I have been circling the drain on this question for a couple years, and have not properly asked the question before. This is not a homework problem - I have created the attached diagram and conceived the problem statement. I was hoping someone could evaluate my work and tell me where I am going wrong. When I calculate the energy input by pulling the cable with tension $W_1$ over a distance $L_1$, it does not match the energy required to lift weight $W_2$ to the height $L_2$. I know there is something wrong with how I am approaching the problem, but I can't figure out where my misstep is. I have been working on a couple inventions that center on this fundamental problem and I can't seem to get it right.
Problem Statement
A cable is partially wound around a drum of radius $R_1$ and fastened to its surface. The opposite end of this cable hangs freely. The drum rotates around a central axis, and is rigidly connected to a straight lever arm. A weight $W_2$ acts on the lever arm. The weight $W_2$ can slide freely so that when the arm rotates, the weight maintains a constant horizontal distance $R_{2,x}$ from the drum axis.

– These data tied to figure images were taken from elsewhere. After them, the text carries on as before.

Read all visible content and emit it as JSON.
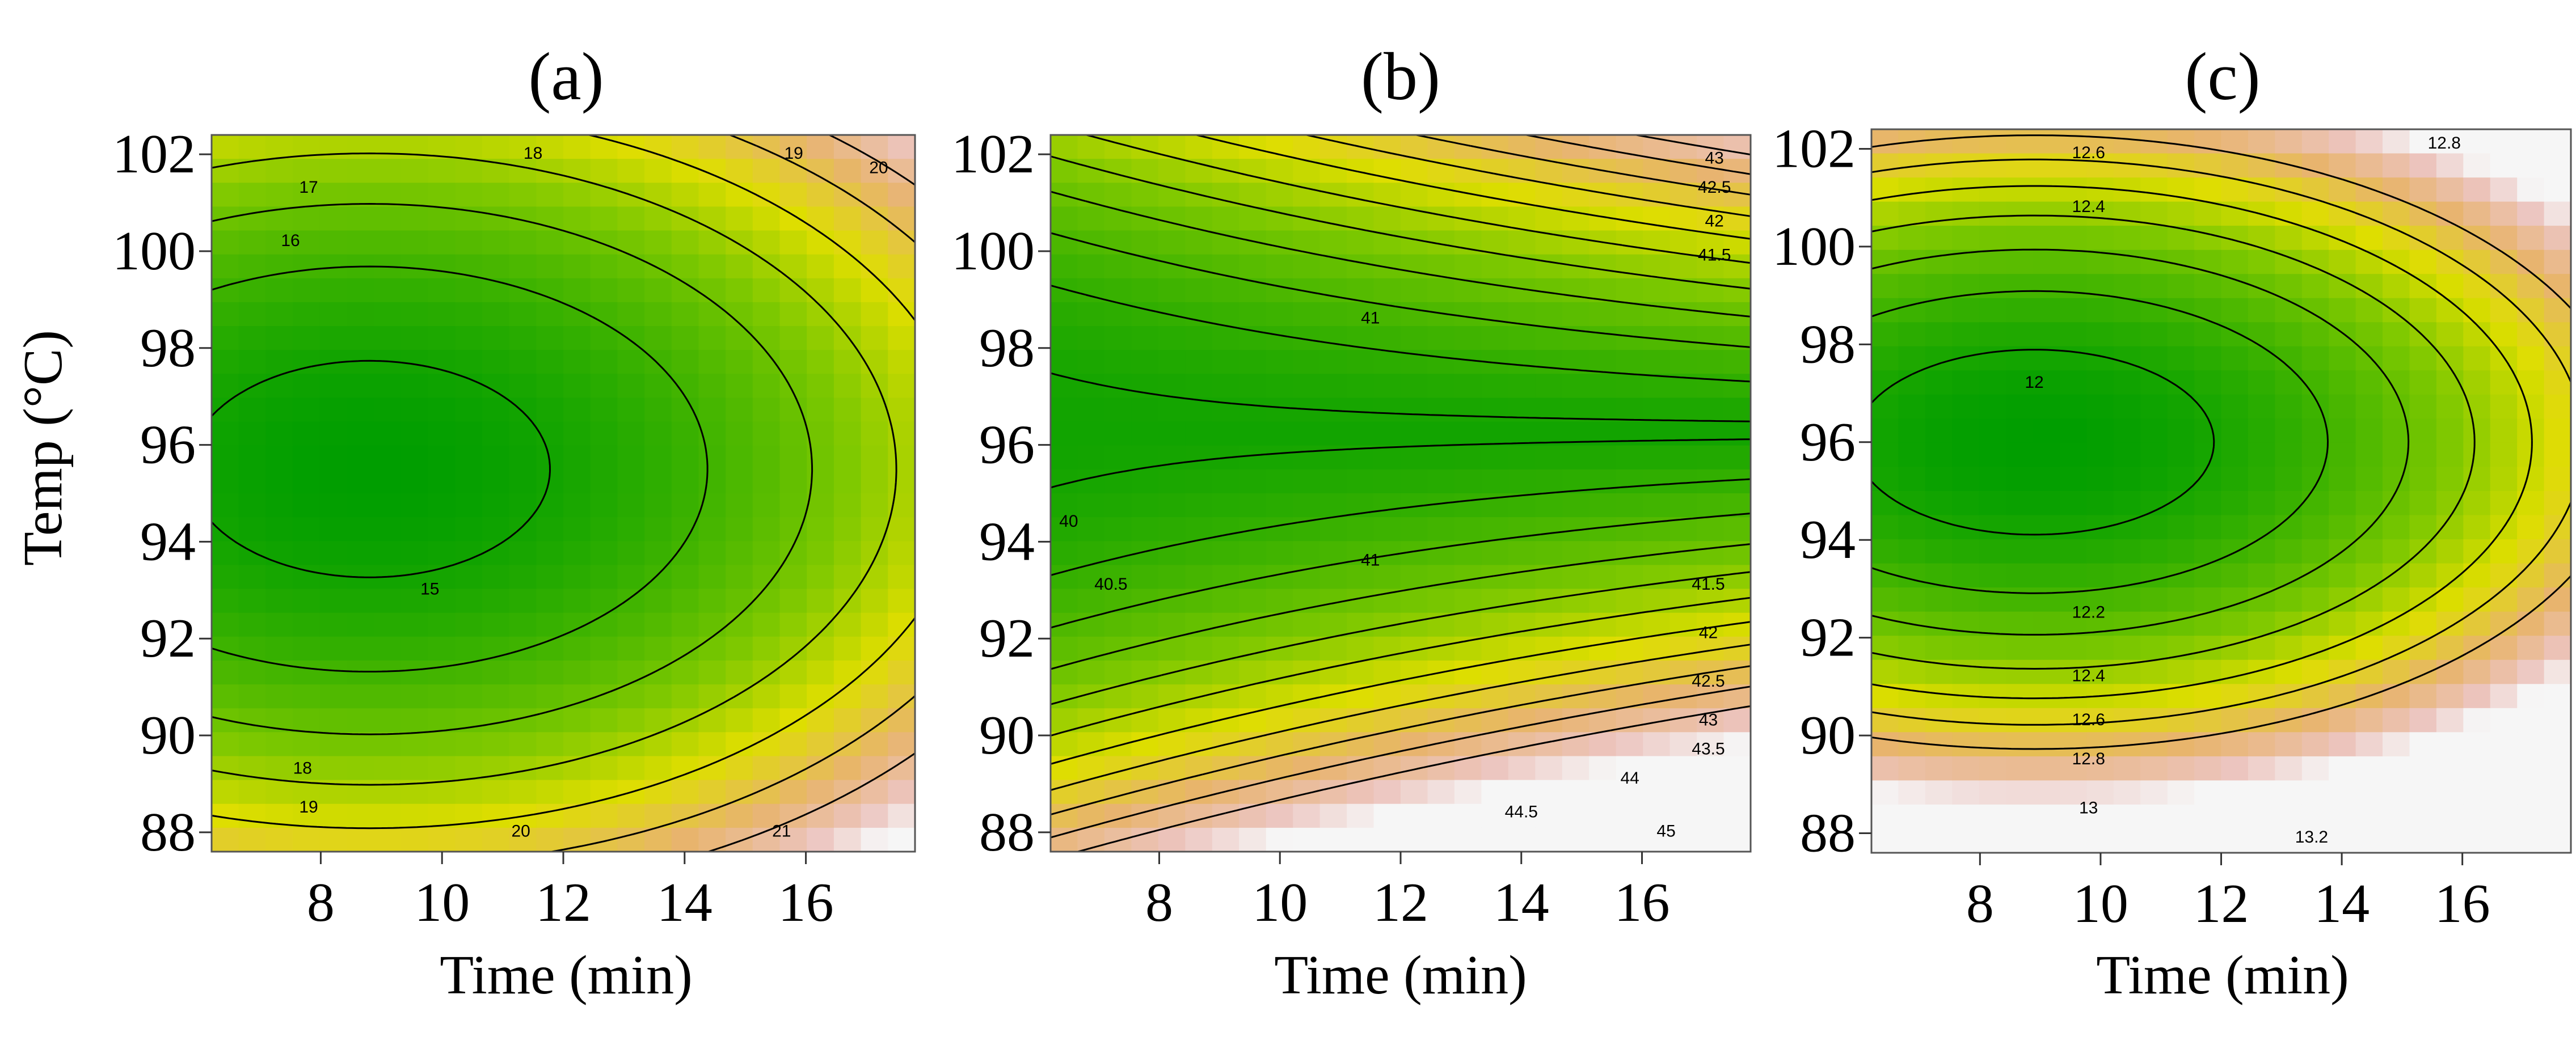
{
  "figure": {
    "ylabel": "Temp (°C)"
  },
  "chart_data": [
    {
      "type": "heatmap",
      "panel_label": "(a)",
      "xlabel": "Time (min)",
      "ylabel": "Temp (°C)",
      "xlim": [
        6.2,
        17.8
      ],
      "ylim": [
        87.6,
        102.4
      ],
      "x_ticks": [
        8,
        10,
        12,
        14,
        16
      ],
      "y_ticks": [
        88,
        90,
        92,
        94,
        96,
        98,
        100,
        102
      ],
      "model": {
        "z0": 14.6,
        "t0": 8.8,
        "T0": 95.5,
        "a": 0.045,
        "b": 0.08,
        "e": 0.0
      },
      "contour_levels": [
        15,
        16,
        17,
        18,
        19,
        20,
        21
      ],
      "z_range": [
        14.6,
        22.5
      ],
      "labeled_contours": [
        {
          "text": "15",
          "x": 9.8,
          "y": 93.0
        },
        {
          "text": "16",
          "x": 7.5,
          "y": 100.2
        },
        {
          "text": "17",
          "x": 7.8,
          "y": 101.3
        },
        {
          "text": "18",
          "x": 11.5,
          "y": 102.0
        },
        {
          "text": "19",
          "x": 15.8,
          "y": 102.0
        },
        {
          "text": "20",
          "x": 17.2,
          "y": 101.7
        },
        {
          "text": "18",
          "x": 7.7,
          "y": 89.3
        },
        {
          "text": "19",
          "x": 7.8,
          "y": 88.5
        },
        {
          "text": "20",
          "x": 11.3,
          "y": 88.0
        },
        {
          "text": "21",
          "x": 15.6,
          "y": 88.0
        }
      ]
    },
    {
      "type": "heatmap",
      "panel_label": "(b)",
      "xlabel": "Time (min)",
      "ylabel": "",
      "xlim": [
        6.2,
        17.8
      ],
      "ylim": [
        87.6,
        102.4
      ],
      "x_ticks": [
        8,
        10,
        12,
        14,
        16
      ],
      "y_ticks": [
        88,
        90,
        92,
        94,
        96,
        98,
        100,
        102
      ],
      "model": {
        "z0": 39.9,
        "t0": 6.0,
        "T0": 96.3,
        "a": 0.0,
        "b": 0.064,
        "e": 0.0045
      },
      "contour_levels": [
        40,
        40.5,
        41,
        41.5,
        42,
        42.5,
        43,
        43.5,
        44,
        44.5,
        45
      ],
      "z_range": [
        39.6,
        46.0
      ],
      "labeled_contours": [
        {
          "text": "40",
          "x": 6.5,
          "y": 94.4
        },
        {
          "text": "40.5",
          "x": 7.2,
          "y": 93.1
        },
        {
          "text": "41",
          "x": 11.5,
          "y": 98.6
        },
        {
          "text": "41",
          "x": 11.5,
          "y": 93.6
        },
        {
          "text": "41.5",
          "x": 17.1,
          "y": 93.1
        },
        {
          "text": "42",
          "x": 17.1,
          "y": 92.1
        },
        {
          "text": "42.5",
          "x": 17.1,
          "y": 91.1
        },
        {
          "text": "43",
          "x": 17.1,
          "y": 90.3
        },
        {
          "text": "43.5",
          "x": 17.1,
          "y": 89.7
        },
        {
          "text": "44",
          "x": 15.8,
          "y": 89.1
        },
        {
          "text": "44.5",
          "x": 14.0,
          "y": 88.4
        },
        {
          "text": "45",
          "x": 16.4,
          "y": 88.0
        },
        {
          "text": "43",
          "x": 17.2,
          "y": 101.9
        },
        {
          "text": "42.5",
          "x": 17.2,
          "y": 101.3
        },
        {
          "text": "42",
          "x": 17.2,
          "y": 100.6
        },
        {
          "text": "41.5",
          "x": 17.2,
          "y": 99.9
        }
      ]
    },
    {
      "type": "heatmap",
      "panel_label": "(c)",
      "xlabel": "Time (min)",
      "ylabel": "",
      "xlim": [
        6.2,
        17.8
      ],
      "ylim": [
        87.6,
        102.4
      ],
      "x_ticks": [
        8,
        10,
        12,
        14,
        16
      ],
      "y_ticks": [
        88,
        90,
        92,
        94,
        96,
        98,
        100,
        102
      ],
      "model": {
        "z0": 11.88,
        "t0": 8.9,
        "T0": 96.0,
        "a": 0.0135,
        "b": 0.0335,
        "e": 0.0
      },
      "contour_levels": [
        12,
        12.2,
        12.4,
        12.6,
        12.8,
        13,
        13.2
      ],
      "z_range": [
        11.88,
        13.7
      ],
      "labeled_contours": [
        {
          "text": "12",
          "x": 8.9,
          "y": 97.2
        },
        {
          "text": "12.2",
          "x": 9.8,
          "y": 92.5
        },
        {
          "text": "12.4",
          "x": 9.8,
          "y": 91.2
        },
        {
          "text": "12.6",
          "x": 9.8,
          "y": 90.3
        },
        {
          "text": "12.8",
          "x": 9.8,
          "y": 89.5
        },
        {
          "text": "13",
          "x": 9.8,
          "y": 88.5
        },
        {
          "text": "13.2",
          "x": 13.5,
          "y": 87.9
        },
        {
          "text": "12.4",
          "x": 9.8,
          "y": 100.8
        },
        {
          "text": "12.6",
          "x": 9.8,
          "y": 101.9
        },
        {
          "text": "12.8",
          "x": 15.7,
          "y": 102.1
        }
      ]
    }
  ]
}
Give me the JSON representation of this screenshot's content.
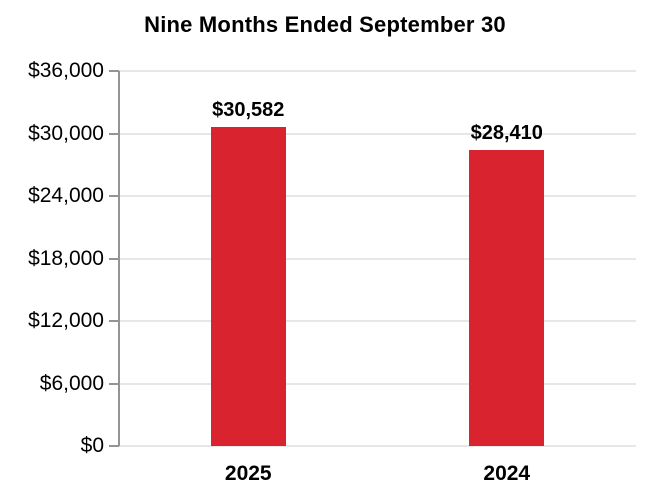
{
  "chart_data": {
    "type": "bar",
    "title": "Nine Months Ended September 30",
    "categories": [
      "2025",
      "2024"
    ],
    "values": [
      30582,
      28410
    ],
    "value_labels": [
      "$30,582",
      "$28,410"
    ],
    "xlabel": "",
    "ylabel": "",
    "ylim": [
      0,
      36000
    ],
    "ytick_values": [
      0,
      6000,
      12000,
      18000,
      24000,
      30000,
      36000
    ],
    "ytick_labels": [
      "$0",
      "$6,000",
      "$12,000",
      "$18,000",
      "$24,000",
      "$30,000",
      "$36,000"
    ],
    "grid": true,
    "legend": false,
    "bar_color": "#D9232E",
    "axis_color": "#949494",
    "gridline_color": "#E7E7E7",
    "text_color": "#000000"
  }
}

The arm begins in a horizontal orientation, a vertical tension $W_1$ is applied to the free end of the cable and the cable is pulled down a distance $L_1$. As a result, the drum rotates through an angle $a$ and the weight $W_2$ is raised to a height $L_2$.
Analysis
Ignore stretching of the cable, and the inertia of the rigid body system (drum and lever arm). At all positions of the lever arm where $(0^\circ < a < 90^\circ)$, the weight W2 should generate a constant torque T2 about the drum's axis. This can be shown by: $$T_2=R\cdot W_{2,\bot}$$ $$T_2=\frac{R_{2,x}}{\cos(a)}W_2\cdot \cos(a)=W_2*R_{2,x}$$ The equilibrium tension in the cable should then be: $$W_1=\frac{T_2}{R_1}=W_2\frac{R_{2,x}}{R_1}$$ Since the torque generated by weight $W_2$ is constant, I assume that the equilibrium tension $W_1$ should also be constant. Therefore, by pulling the cable vertically down a distance $L_1$, the energy input into the system should be: $$E_1=W_1\cdot L_1$$ The angle $a$ that the lever rotates to, without slipping or stretching of the cable, should be: $$a=\frac{L_1}{R_1}$$ This rotation should lift the weight $W_2$ to a height of: $$L_2=R_{2,x}\tan(a)$$ This action should require an energy of: $$E_2=W_2\cdot L_2$$
In Summary
By pulling on the free end of the cable with tension $W_1$ and moving it a distance $L_1$ vertically, the weight $W_2$ will raise to a height of $L_2$. The input and output energies should be equal, but are calculated as: $$E_1=W_1\cdot L_1=\frac{W_2\cdot R_{2,x}\cdot L_1}{R_1}$$ $$E_2=W_2\cdot L_2=W_2\cdot R_{2,x}\cdot \tan(\frac{L_1}{R_1})$$
Substitution
$W_2=1~lb,~~R_{2,x}=10~in,~~R_1=3~in,~~L_1=3~in$ $$E_1=\frac{(1~lb)(10~in)(3~in)}{3~in}=10~in\cdot lbf$$ $$E_2=(1~lb)(10~in)tan(\frac{(3~in)}{(3~in)})=15.57~in\cdot lbf$$
Additional
I did find that performing a similar analysis with a see-saw type setup (placing a pivot at the center of a straight bar with vertical forces maintained at specified horizontal distances in each direction) produces a correct result with balanced energy. So there should be some problem with how I am calculating the height $L_2$ in the drum and lever setup. However it seems trivial to determine the angle $a$: without slipping or stretching of the cable, shouldn't the drum should rotate through an arc-distance equal to $L_1$?